Giacomo rimane attonito a bocca aperta.
— Io?... Farla morire?... Ma diventano tutti matti alla Tête-pointue? Il cuginetto! Totò! Mezzo milione di dote e si telegrafa a Totò!... Bisogna parlarne assolutamente con la duchessa Cristina: le chiederò un colloquio per stasera stessa, dopo il caffè.
Scende sotto l'atrio una buona mezz'ora prima del pranzo e aspetta. Passeggia, esce in giardino, rientra... si ferma qua e là salutando le poche conoscenze rimaste ancora a Villars... Finalmente, ecco la duchessa!... È sola, quel giorno, senza nemmeno l'ombra magna dello zio Rosalì!
Giacomo le corre incontro e subito cerca di rabbonirla, lusingandola con tutto il cerimoniale di corte, ripetendole la scena avuta con missis Eyre e profondendosi in nuove scuse.
Ma la madre, più che irritata, è accorata: un profondo accoramento, dignitoso e muto. Ella ascolta Giacomo, sempre guardandolo fisso, senza pronunziare una sola parola. Giacomo, che si aspettava rimproveri e scene, resta sconcertato. Lì per lì, non osa parlare del colloquio, non osa nominare Totò; ma non sa schivare il pericolo più grave: chiede alla duchessa le notizie della sua Idola.
— È un po' indisposta, mi ha detto la buona signorina Mimì?...

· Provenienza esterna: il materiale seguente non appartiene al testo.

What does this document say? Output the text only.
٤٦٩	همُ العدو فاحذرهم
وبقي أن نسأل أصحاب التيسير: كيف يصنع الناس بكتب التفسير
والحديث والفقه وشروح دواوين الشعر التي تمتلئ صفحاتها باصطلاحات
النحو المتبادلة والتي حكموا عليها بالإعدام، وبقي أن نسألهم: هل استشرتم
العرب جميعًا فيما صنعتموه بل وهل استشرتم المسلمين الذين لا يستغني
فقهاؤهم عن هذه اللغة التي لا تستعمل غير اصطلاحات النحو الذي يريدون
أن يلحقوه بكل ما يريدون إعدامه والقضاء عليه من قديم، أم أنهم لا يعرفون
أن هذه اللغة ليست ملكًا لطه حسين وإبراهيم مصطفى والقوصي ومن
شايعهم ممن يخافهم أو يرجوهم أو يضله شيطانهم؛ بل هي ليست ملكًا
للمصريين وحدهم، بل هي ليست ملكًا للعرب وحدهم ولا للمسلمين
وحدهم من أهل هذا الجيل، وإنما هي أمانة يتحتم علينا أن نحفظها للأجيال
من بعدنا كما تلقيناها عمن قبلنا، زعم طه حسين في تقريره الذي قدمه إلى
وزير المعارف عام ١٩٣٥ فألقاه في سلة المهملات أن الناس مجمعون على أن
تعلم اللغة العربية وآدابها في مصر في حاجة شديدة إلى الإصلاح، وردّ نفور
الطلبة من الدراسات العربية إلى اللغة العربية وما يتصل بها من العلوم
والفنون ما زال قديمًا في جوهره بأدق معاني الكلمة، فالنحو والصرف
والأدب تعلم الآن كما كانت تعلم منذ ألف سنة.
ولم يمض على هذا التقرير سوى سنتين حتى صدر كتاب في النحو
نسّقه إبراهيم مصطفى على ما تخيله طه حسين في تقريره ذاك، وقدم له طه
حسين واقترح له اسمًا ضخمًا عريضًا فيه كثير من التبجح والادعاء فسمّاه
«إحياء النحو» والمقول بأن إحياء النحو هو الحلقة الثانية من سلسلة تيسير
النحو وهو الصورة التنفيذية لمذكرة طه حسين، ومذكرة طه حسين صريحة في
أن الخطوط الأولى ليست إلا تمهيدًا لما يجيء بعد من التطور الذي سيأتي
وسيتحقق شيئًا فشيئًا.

La duchessa raggrotta le ciglia nere e folte, ma non risponde che con una lunga e risonante soffiata di naso. Nient'altro: musica senza parole!
Giacomo non sa più che cosa dire, nè che cosa fare; piantarla non può. Guarda l'orologio.
— Oh! Oh! È tardi! Dovrebbe essere sonata anche la seconda campana per il pranzo.